Arriva la prima sentenza di prescrizione nella maxi inchiesta Ambiente svenduto sul disastro ambientale e sanitario generato a Taranto, secondo l’accusa, dalle emissioni velenose dell’ex Ilva. La tagliola del tempo ha impedito ai giudici della Corte di Cassazione di valutare le eventuali responsabilità penali di Roberto Primerano, l’ex consulente della procura di Taranto condannato a 1 anno di reclusione in secondo grado per aver falsificato i contenuti di una perizia sulle emissioni di diossina del siderurgico. È stata la quinta sezione della Corte di Cassazione ad annullare senza rinvio, a causa dell’eccessivo tempo trascorso dai fatti, la condanna con il rito abbreviato emessa il 30 novembre 2017 dalla Corte d’assise d’appello.
Primerano, difeso dagli avvocati Michele Laforgia e Antonio Raffo, era una delle 53 persone coinvolte nella maxi inchiesta. In primo grado, nonostante l’assoluzione dal reato di concorso in disastro ambientale e avvelenamento di sostanze alimentari, era stato condannato a 3 anni e 4 mesi di reclusione per due ipotesi di falso ideologico. Già nel processo di secondo grado la prescrizione aveva consentito la riduzione della pena a un anno di reclusione: dal primo episodio di falso, che risale al 2009, infatti, era trascorso troppo tempo per consentire la valutazione dei giudici.
La Suprema Corte, martedì mattina, ha però annullato senza rinvio quella sentenza riconoscendo l’intervenuta prescrizione anche per la seconda ipotesi di falso in relazione a una perizia redatta nel 2010 su ordine della procura per accertare se la diossina emessa dall’Ilva avesse effettivamente avvelenato acque, terre e animali. Per la procura di Taranto, Primerano in concorso con il suo “mentore” Lorenzo Liberti, docente universitario e anche lui ex consulente della procura accusato anche di aver intascato una tangente da 10mila euro per ammorbidire una perizia, avrebbe favorito i vertici di Ilva e in particolare Emilio e Fabio Riva, l’ex direttore di stabilimento Luigi Capogrosso e l’ex responsabile delle relazioni istituzionali della fabbrica Girolamo Archinà, confezionando una relazione nella quale sosteneva che la diossina ritrovata negli oltre 2mila capi di bestiame abbattuti “non era compatibile con l’attività dello stabilimento siderurgica”.
Una conclusione che, se non ci fossero state le indagini parallele dei finanzieri, avrebbe scagionato la fabbrica da ogni responsabilità.
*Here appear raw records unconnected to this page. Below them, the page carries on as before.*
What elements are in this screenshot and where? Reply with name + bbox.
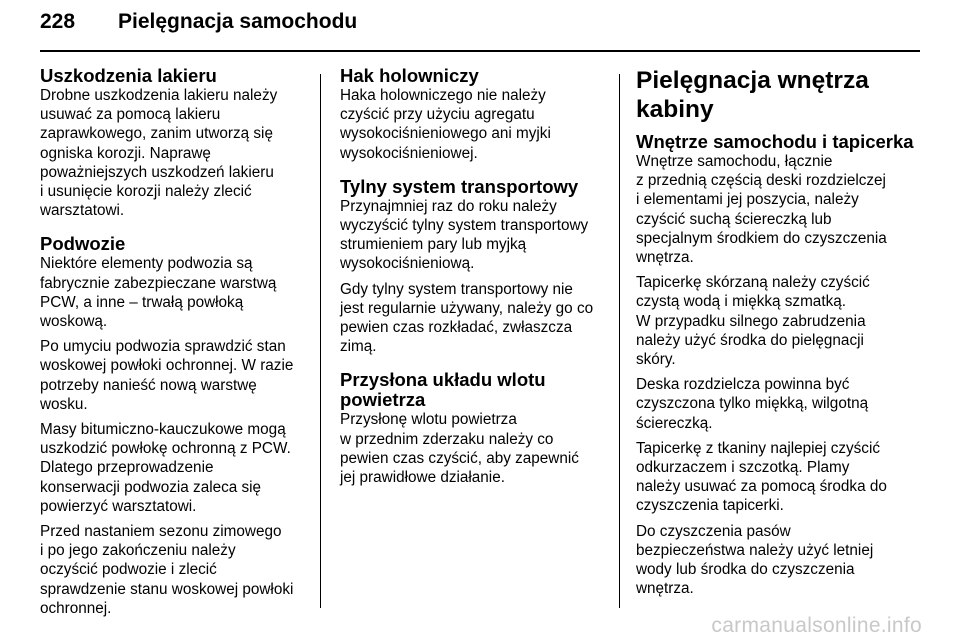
paragraph: Przynajmniej raz do roku należy wyczyścić tylny system transportowy strumieniem pary lub myjką wysokociśnieniową. <box>340 197 589 273</box>
page-number: 228 <box>40 10 76 33</box>
column-left <box>40 66 312 632</box>
paragraph: Drobne uszkodzenia lakieru należy usuwać za pomocą lakieru zaprawkowego, zanim utworzą się ogniska korozji. Naprawę poważniejszych uszkodzeń lakieru i usunięcie korozji należy zlecić warsztatowi. <box>40 87 278 220</box>
column-middle <box>340 66 606 501</box>
section-heading: Przysłona układu wlotu powietrza <box>340 369 546 411</box>
section-heading: Uszkodzenia lakieru <box>40 65 217 86</box>
section-heading: Tylny system transportowy <box>340 175 579 197</box>
paragraph: Wnętrze samochodu, łącznie z przednią częścią deski rozdzielczej i elementami jej poszycia, należy czyścić suchą ściereczką lub specjalnym środkiem do czyszczenia wnętrza. <box>636 153 887 267</box>
section-interior-upholstery <box>636 132 926 598</box>
chapter-heading: Pielęgnacja wnętrza kabiny <box>636 67 869 123</box>
paragraph: Niektóre elementy podwozia są fabrycznie zabezpieczane warstwą PCW, a inne – trwałą powłoką woskową. <box>40 255 277 331</box>
paragraph: Do czyszczenia pasów bezpieczeństwa należy użyć letniej wody lub środka do czyszczenia wnętrza. <box>636 522 874 598</box>
section-paint-damage <box>40 66 312 220</box>
paragraph: Deska rozdzielcza powinna być czyszczona tylko miękką, wilgotną ściereczką. <box>636 376 869 432</box>
section-tow-hook <box>340 66 606 163</box>
paragraph: Tapicerkę skórzaną należy czyścić czystą wodą i miękką szmatką. W przypadku silnego zabrudzenia należy użyć środka do pielęgnacji skóry. <box>636 274 870 369</box>
section-heading: Hak holowniczy <box>340 65 479 86</box>
paragraph: Przysłonę wlotu powietrza w przednim zderzaku należy co pewien czas czyścić, aby zapewnić jej prawidłowe działanie. <box>340 411 579 487</box>
column-divider <box>320 74 321 608</box>
section-rear-carrier <box>340 177 606 357</box>
page-title: Pielęgnacja samochodu <box>118 10 358 33</box>
section-air-intake-shutter <box>340 370 606 487</box>
watermark: carmanualsonline.info <box>711 614 922 637</box>
paragraph: Po umyciu podwozia sprawdzić stan woskowej powłoki ochronnej. W razie potrzeby nanieść nową warstwę wosku. <box>40 338 294 413</box>
paragraph: Masy bitumiczno-kauczukowe mogą uszkodzić powłokę ochronną z PCW. Dlatego przeprowadzenie konserwacji podwozia zaleca się powierzyć warsztatowi. <box>40 421 291 515</box>
paragraph: Haka holowniczego nie należy czyścić przy użyciu agregatu wysokociśnieniowego ani myjki wysokociśnieniowej. <box>340 87 551 162</box>
paragraph: Tapicerkę z tkaniny najlepiej czyścić odkurzaczem i szczotką. Plamy należy usuwać za pomocą środka do czyszczenia tapicerki. <box>636 439 887 515</box>
header-rule <box>40 50 920 52</box>
column-right <box>636 66 926 612</box>
section-underbody <box>40 234 312 618</box>
section-heading: Podwozie <box>40 233 126 255</box>
paragraph: Gdy tylny system transportowy nie jest regularnie używany, należy go co pewien czas rozkładać, zwłaszcza zimą. <box>340 280 594 356</box>
column-divider <box>619 74 620 608</box>
page-header <box>40 10 357 34</box>
paragraph: Przed nastaniem sezonu zimowego i po jego zakończeniu należy oczyścić podwozie i zlecić sprawdzenie stanu woskowej powłoki ochronnej. <box>40 523 294 617</box>
section-heading: Wnętrze samochodu i tapicerka <box>636 131 914 152</box>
Le conclusioni di Primerano e Liberti sono state poi smentite dai consulenti nominati nel 2010 dal pm Patrizia Todisco che nelle due maxi perizie che rappresentano i pilastri delle accuse al processo hanno invece affermato che gli inquinanti ritrovati nelle carni animali sono chiaramente riconducibili all’Ilva di Taranto.
Per i giudici di secondo grado, Primerano è in “mala fede” perché a sostegno di questa tesi ci sarebbero la negazione di “un criterio predeterminato legato al fingerprint della diossina derivante dal processo di sinterizzazione”: in sostanza, Primerano avrebbe negato negato l’esistenza di una vera e propria impronta digitale della diossina che avrebbe permesso di inchiodare l’Ilva. Non solo. A renderlo colpevole, per i giudici d’appello, c’era anche il contenuto di alcune conversazioni intercettate nel corso delle indagini che dimostrerebbero non solo una “una palese collusione tra il consulente Liberti e la dirigenza dell’Ilva”, ma soprattutto la consapevolezza per Primerano di “assecondare i desiderata del cattedratico e dei vertici della società”. Accuse che, tuttavia, non saranno mai valutate nel merito perché i quasi dieci anni di tempo trascorsi dal momento in cui sarebbe stato compiuto il reato, hanno fatto scattare la prescrizione.